Mucizeler dediğimiz şey aslında büyük ve göz kamaştırıcı olaylar olmak zorunda değil. Bazen bir dostun sana uzattığı eldir, bazen bir yabancının gülümsemesi, bazen de içinde patlayan küçük bir cesaret kıvılcımıdır. Ama işin sırrı şu: Onları tanımayı bilmek gerek. Çünkü mucize, yalnızca hazır olana görünür.

Kaçırdığımız fırsatların arkasından üzülmek, durup kendimizi yargılamak en kolay yol. “Bunu nasıl fark edemedim?” ya da “Benim neden böyle bir şansım yok?” diye düşünmek hepimizin düştüğü bir tuzak. Ama şu an tam da fark etme zamanı. Geçmişi değiştiremezsin ama şu an alacağın bir kararla yarınının mucizesini yaratabilirsin.

Örneğin, belki yıllardır yapmak istediğin bir şey var. Ama hep “Zamanı değil” diyerek erteledin. Şimdi düşün: Bu gerçekten doğru mu? Yoksa yalnızca korkularının seni engellediği bir bahane mi? Unutma, fırsatlar her zaman “mükemmel” bir şekilde gelmez. Kimi zaman o fırsatı senin yaratman gerekir.

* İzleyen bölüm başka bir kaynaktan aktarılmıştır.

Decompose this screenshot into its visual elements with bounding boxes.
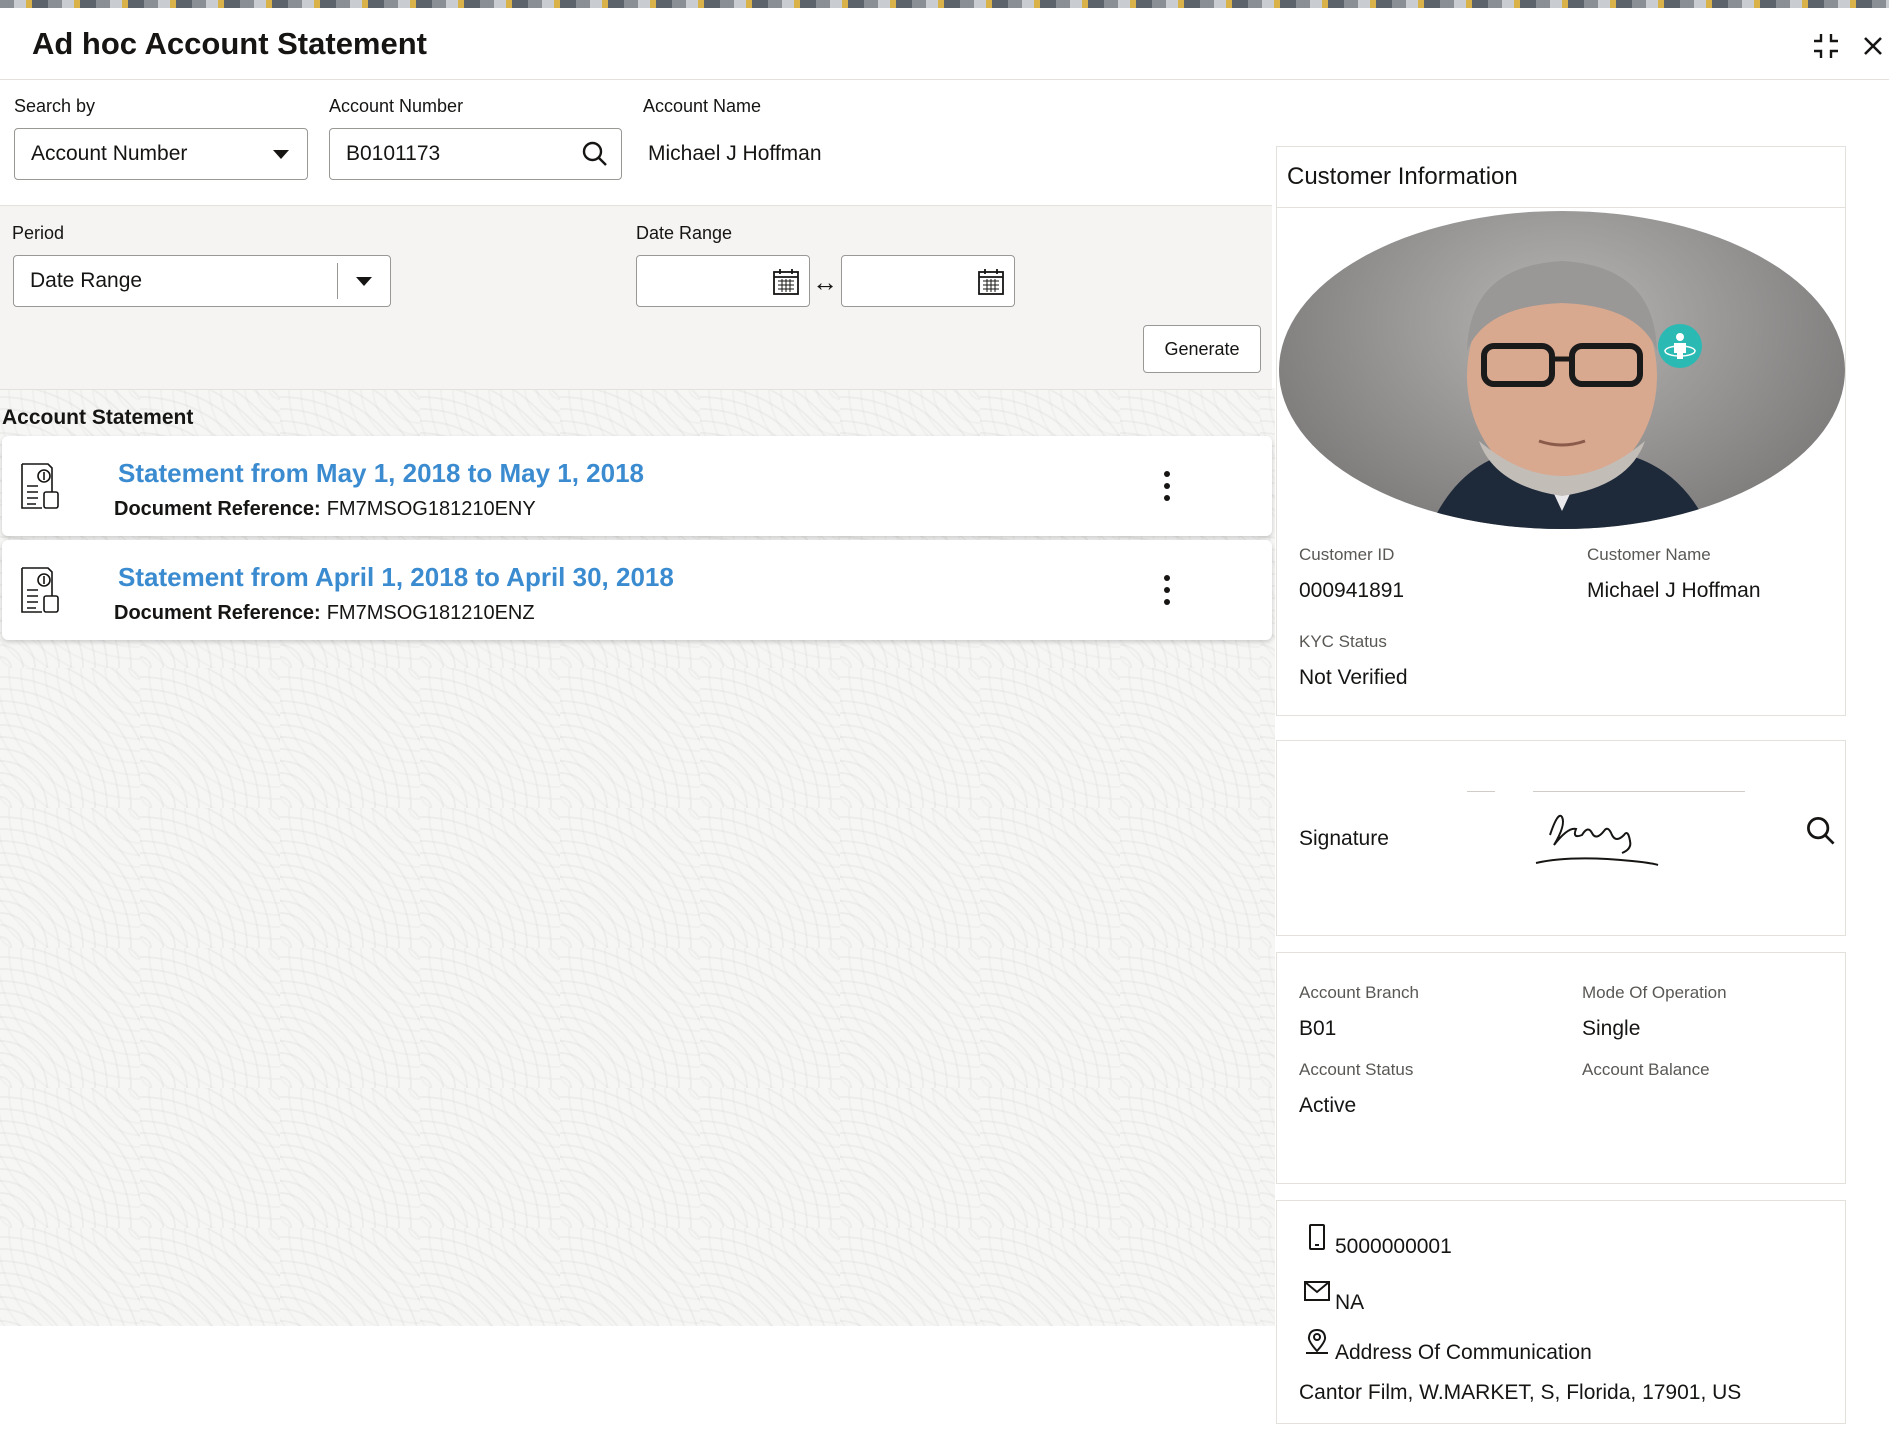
account-branch-label: Account Branch (1299, 983, 1420, 1002)
more-options-icon[interactable] (1152, 572, 1182, 608)
date-range-label: Date Range (636, 223, 733, 243)
statement-document-icon (21, 463, 59, 509)
statement-link[interactable]: Statement from April 1, 2018 to April 30… (118, 562, 674, 593)
period-select[interactable]: Date Range (13, 255, 391, 307)
divider (1533, 791, 1745, 792)
chevron-down-icon (273, 149, 289, 159)
document-reference-label: Document Reference: (114, 498, 321, 520)
customer-name-value: Michael J Hoffman (1587, 579, 1761, 602)
email-value: NA (1335, 1291, 1365, 1314)
document-reference-value: FM7MSOG181210ENY (326, 498, 536, 520)
signature-label: Signature (1299, 827, 1389, 850)
background-strip (0, 0, 1889, 8)
phone-icon (1309, 1224, 1325, 1250)
title-bar: Ad hoc Account Statement (0, 8, 1889, 80)
search-icon (582, 141, 607, 166)
customer-portrait-image (1429, 261, 1709, 529)
calendar-icon[interactable] (976, 267, 1006, 297)
account-number-field[interactable]: B0101173 (329, 128, 622, 180)
minimize-icon (1814, 34, 1838, 58)
divider (1467, 791, 1495, 792)
calendar-icon[interactable] (771, 267, 801, 297)
to-date-field[interactable] (841, 255, 1015, 307)
account-number-label: Account Number (329, 96, 464, 116)
statement-card: Statement from May 1, 2018 to May 1, 201… (2, 436, 1272, 536)
account-search-button[interactable] (581, 140, 609, 168)
account-status-value: Active (1299, 1094, 1357, 1117)
page-title: Ad hoc Account Statement (32, 26, 427, 61)
select-divider (337, 263, 338, 299)
period-label: Period (12, 223, 65, 243)
signature-image (1535, 814, 1659, 866)
search-by-label: Search by (14, 96, 96, 116)
account-name-label: Account Name (643, 96, 762, 116)
range-arrow-icon: ↔ (812, 267, 838, 297)
document-reference-value: FM7MSOG181210ENZ (326, 602, 535, 624)
customer-id-value: 000941891 (1299, 579, 1405, 602)
customer-name-label: Customer Name (1587, 545, 1711, 564)
email-icon (1304, 1281, 1330, 1301)
mode-of-operation-label: Mode Of Operation (1582, 983, 1727, 1002)
account-statement-heading: Account Statement (2, 406, 194, 429)
phone-value: 5000000001 (1335, 1235, 1452, 1258)
account-details-card: Account Branch B01 Mode Of Operation Sin… (1276, 952, 1846, 1184)
close-icon (1864, 37, 1882, 55)
minimize-button[interactable] (1810, 30, 1842, 62)
kyc-status-label: KYC Status (1299, 632, 1387, 651)
search-by-select[interactable]: Account Number (14, 128, 308, 180)
account-branch-value: B01 (1299, 1017, 1337, 1040)
ad-hoc-statement-window: Ad hoc Account Statement Search by Accou… (0, 8, 1889, 1438)
signature-card: Signature (1276, 740, 1846, 936)
statement-card: Statement from April 1, 2018 to April 30… (2, 540, 1272, 640)
account-status-label: Account Status (1299, 1060, 1414, 1079)
more-options-icon[interactable] (1152, 468, 1182, 504)
customer-information-title: Customer Information (1287, 163, 1518, 190)
statement-document-icon (21, 567, 59, 613)
customer-details-card: Customer Information Customer ID 0009418… (1276, 146, 1846, 716)
from-date-field[interactable] (636, 255, 810, 307)
document-reference: Document Reference: FM7MSOG181210ENZ (114, 602, 535, 625)
statement-link[interactable]: Statement from May 1, 2018 to May 1, 201… (118, 458, 644, 489)
address-label: Address Of Communication (1335, 1341, 1592, 1364)
account-name-value: Michael J Hoffman (648, 142, 822, 165)
account-balance-label: Account Balance (1582, 1060, 1710, 1079)
view-360-icon[interactable] (1657, 323, 1703, 369)
document-reference: Document Reference: FM7MSOG181210ENY (114, 498, 536, 521)
customer-id-label: Customer ID (1299, 545, 1395, 564)
kyc-status-value: Not Verified (1299, 666, 1408, 689)
generate-button[interactable]: Generate (1143, 325, 1261, 373)
location-icon (1306, 1328, 1328, 1354)
contact-card: 5000000001 NA Address Of Communication C… (1276, 1200, 1846, 1424)
address-value: Cantor Film, W.MARKET, S, Florida, 17901… (1299, 1381, 1742, 1404)
account-number-value: B0101173 (346, 142, 441, 165)
customer-photo (1279, 211, 1845, 529)
chevron-down-icon (356, 276, 372, 286)
close-button[interactable] (1857, 30, 1889, 62)
mode-of-operation-value: Single (1582, 1017, 1641, 1040)
period-value: Date Range (30, 269, 143, 292)
search-by-value: Account Number (31, 142, 188, 165)
divider (1277, 207, 1845, 208)
document-reference-label: Document Reference: (114, 602, 321, 624)
search-icon[interactable] (1805, 815, 1837, 847)
filter-panel: Period Date Range Date Range ↔ (0, 205, 1272, 390)
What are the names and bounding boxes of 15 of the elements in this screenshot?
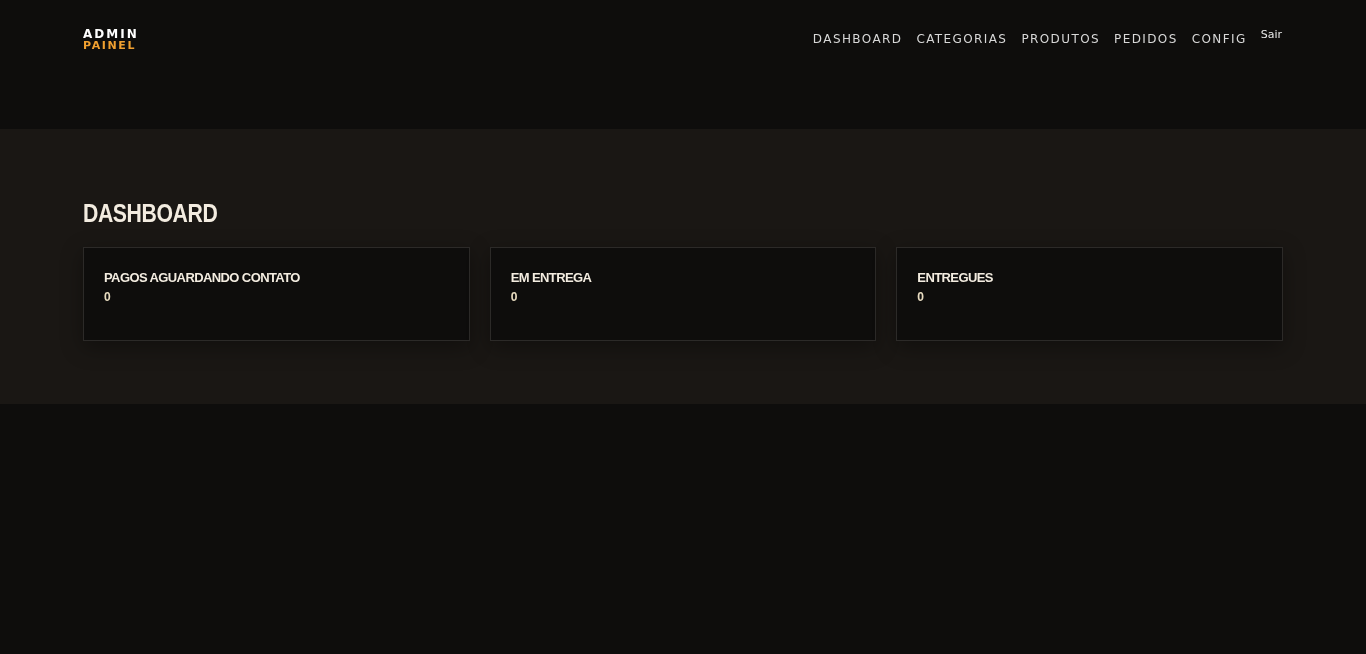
- stat-value: 0: [104, 289, 111, 306]
- logout-link[interactable]: Sair: [1260, 28, 1282, 41]
- stat-value: 0: [917, 289, 924, 306]
- brand-subtitle: PAINEL: [83, 40, 137, 52]
- stat-value: 0: [510, 289, 518, 306]
- nav-link[interactable]: PRODUTOS: [1021, 32, 1101, 46]
- brand-title: ADMIN: [83, 28, 139, 40]
- nav-link[interactable]: PEDIDOS: [1114, 32, 1178, 46]
- stat-label: ENTREGUES: [917, 269, 993, 287]
- stat-label: EM ENTREGA: [510, 269, 592, 287]
- nav-link[interactable]: DASHBOARD: [812, 32, 903, 46]
- page-title: DASHBOARD: [83, 198, 218, 229]
- nav-link[interactable]: CATEGORIAS: [916, 32, 1008, 46]
- stat-label: PAGOS AGUARDANDO CONTATO: [104, 269, 300, 287]
- nav-link[interactable]: CONFIG: [1191, 32, 1247, 46]
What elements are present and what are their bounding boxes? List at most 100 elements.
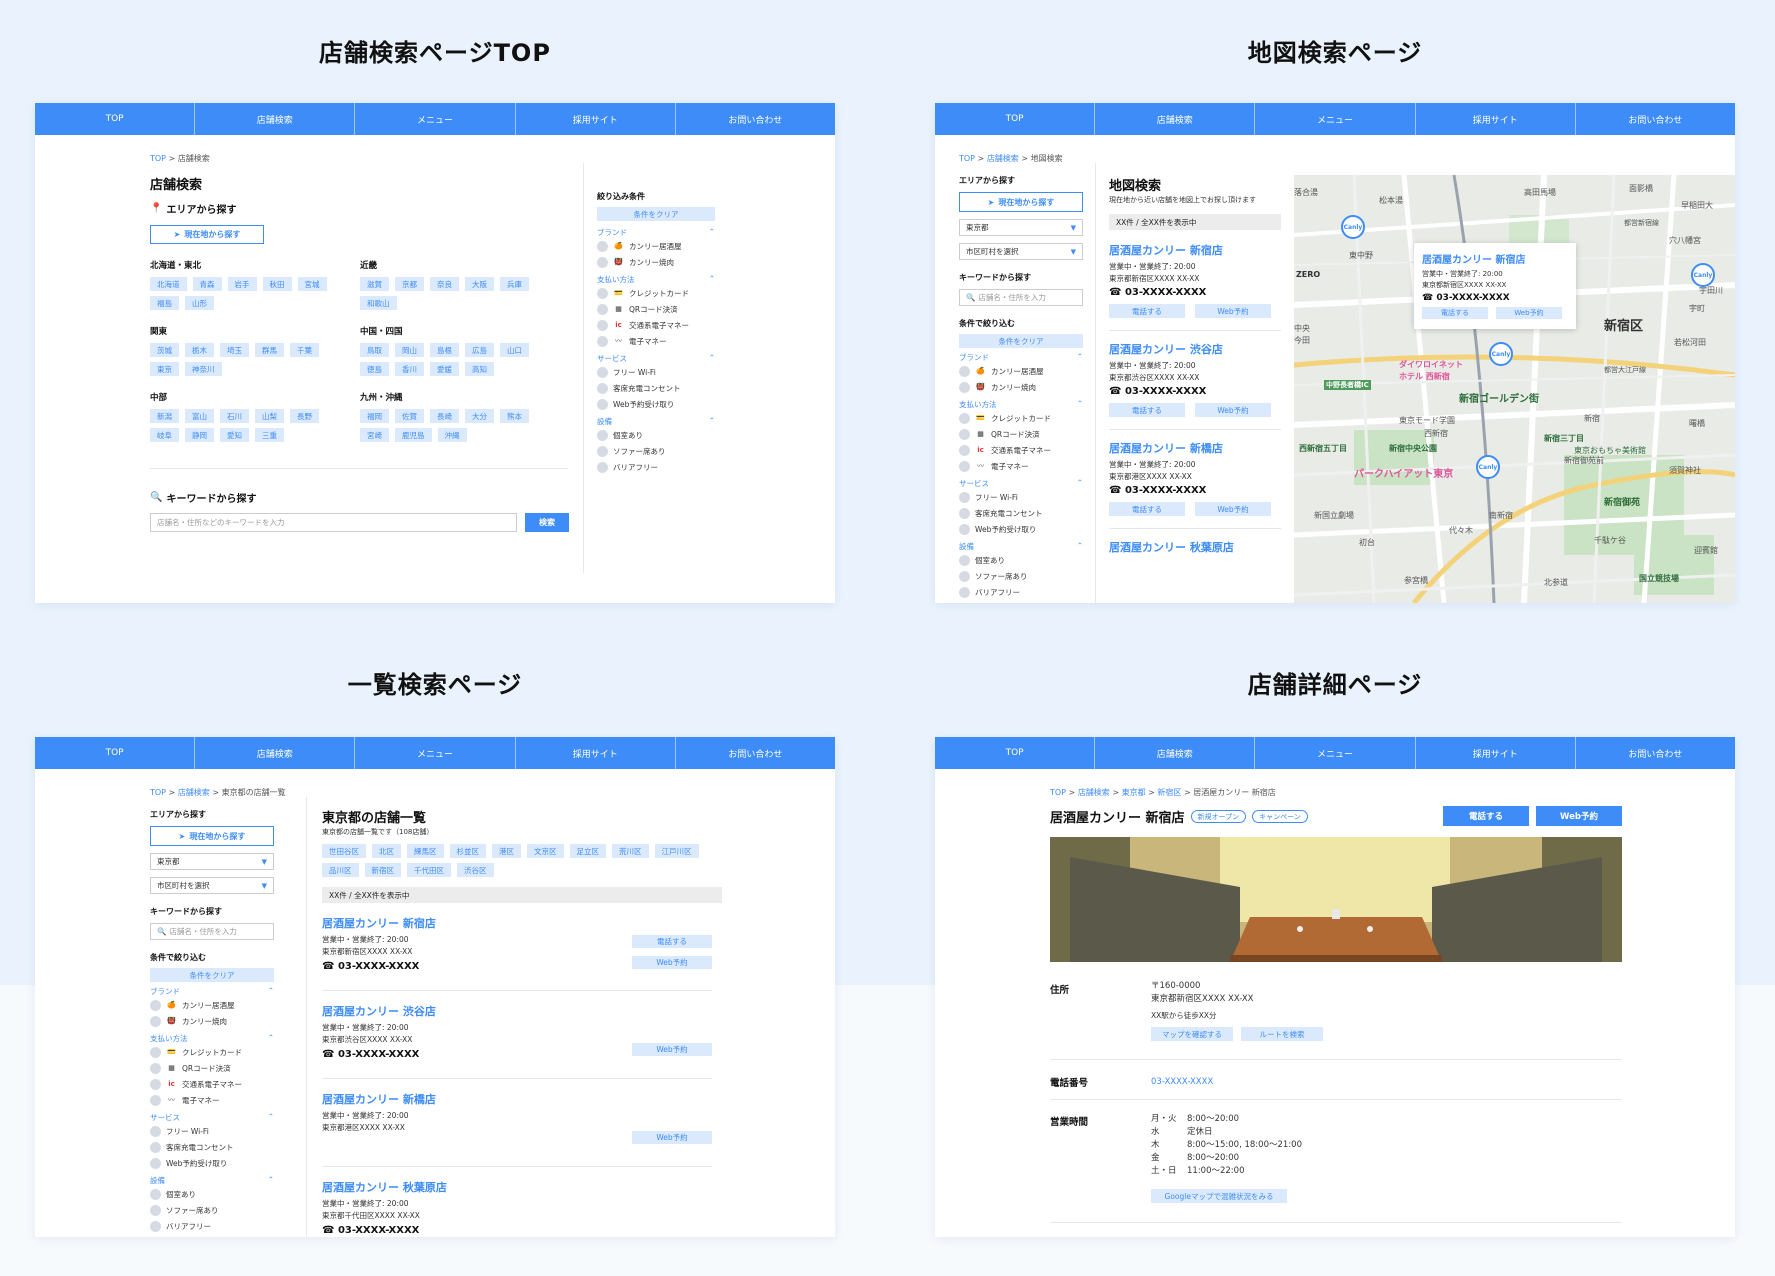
filter-option[interactable]: バリアフリー xyxy=(150,1218,274,1234)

Ve işte en güzel nokta: Hayat hiçbir zaman seni evlatlıktan reddetmez. Sana hep bir şans daha sunar. Her sabah uyandığında, her nefes alışında, her yeni karşılaşmada sana “Haydi, bir daha dene!” diye fısıldar. Ama bu sesi duyabilmek için suskunluğun içindeki cesareti dinlemen gerekir.

O yüzden, gözlerini açık tut. Kalbini açık tut. Bir fırsatı kaçırmış olabilirsin ama o fırsatın bıraktığı iz, seni yeni bir yola hazırlıyordur. Hayat bazen çok acımasız gibi görünse de aslında oldukça cömerttir. Sen yeter ki mucizeleri görmeyi öğren ve kapıyı açık bırak. Belki de mucize, senin cesaret edip ilk adımı atmanı bekliyordur.